Ten Years of My Sister's Place

December 04, 1992

A decade ago, when homelessness -- especially among women -- was still a relatively new phenomenon in cities across the country, Associated Catholic Charities opened My Sister's Place on Mulberry Street. It was designed not as a traditional overnight shelter, but rather as a safe haven for women during the daytime hours -- a place to sit undisturbed in a comfortable chair, to take a shower, wash their clothes and feel like worthwhile people for a few hours. Today, the need for a service like My Sister's Place is more acute than ever.

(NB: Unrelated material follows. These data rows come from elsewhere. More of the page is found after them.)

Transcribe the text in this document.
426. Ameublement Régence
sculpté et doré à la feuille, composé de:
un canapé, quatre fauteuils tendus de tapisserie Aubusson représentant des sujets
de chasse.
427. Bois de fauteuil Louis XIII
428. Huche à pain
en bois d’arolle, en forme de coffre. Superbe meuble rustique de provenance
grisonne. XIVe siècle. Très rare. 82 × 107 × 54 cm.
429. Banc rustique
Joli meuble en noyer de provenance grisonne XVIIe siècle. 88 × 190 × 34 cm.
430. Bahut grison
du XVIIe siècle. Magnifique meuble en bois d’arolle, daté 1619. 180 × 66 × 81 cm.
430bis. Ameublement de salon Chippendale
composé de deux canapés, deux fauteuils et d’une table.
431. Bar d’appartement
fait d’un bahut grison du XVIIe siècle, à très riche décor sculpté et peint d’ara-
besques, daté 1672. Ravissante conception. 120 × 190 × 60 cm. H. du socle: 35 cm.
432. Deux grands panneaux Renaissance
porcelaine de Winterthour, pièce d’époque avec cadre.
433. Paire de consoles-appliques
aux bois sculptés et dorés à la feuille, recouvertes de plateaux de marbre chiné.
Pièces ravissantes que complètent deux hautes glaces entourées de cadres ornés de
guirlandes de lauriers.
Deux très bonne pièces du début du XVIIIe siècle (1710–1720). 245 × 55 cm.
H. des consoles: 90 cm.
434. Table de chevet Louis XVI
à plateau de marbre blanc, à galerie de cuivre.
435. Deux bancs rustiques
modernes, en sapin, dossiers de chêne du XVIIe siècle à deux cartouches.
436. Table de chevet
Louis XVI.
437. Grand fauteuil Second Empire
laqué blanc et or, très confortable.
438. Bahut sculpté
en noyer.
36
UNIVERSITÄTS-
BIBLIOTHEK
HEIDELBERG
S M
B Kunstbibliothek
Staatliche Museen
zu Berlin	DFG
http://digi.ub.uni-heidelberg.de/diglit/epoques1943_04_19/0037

The numbers -- more than 16,000 visits a year -- are disturbing, but so are the trends. In the early years, most women came alone. Now, more and more are showing up with children. Like other cities, Baltimore is seeing an increase in the number of homeless families, which means that scores of children are suffering from the dislocation, uncertainty, hunger and simple, gnawing fear that such a hand-to-mouth existence entails. In these circumstances, simply getting through the day is a victory, never mind the need to take care of any health problems or get to school. None of this bodes well for these young and needy lives -- or for the future of the community in which they live.

Counting the homeless is never easy, as shown by the city's quarrel with the federal government over the 1990 Census count. But according to the city's Homeless Relief Advisory Board, anywhere from 2,000 to 2,400 people are homeless on any given night in Baltimore. The city is thought to have about half of the state's homeless population.

In 1989, the most recent figures available, 80 percent of the homeless were single adults, while a fifth of those who sought help were in family units. About three-quarters of the homeless ,, were African Americans. Mental illness may account for as many as one-third of all cases of homelessness, while chemical dependency is another big factor.

But clearly the lack of affordable housing means that homelessness, especially among families, will continue to be a problem for years to come. How bad is the shortage? With a 10-year waiting list, someone who applied for public housing when My Sister's Place opened in 1982 would only now be getting an apartment.

My Sister's Place and many other notable charities have been doing heroic work for the homeless, day in and day out. Sadly, for the needs they are trying to meet, there seems to be no end in sight.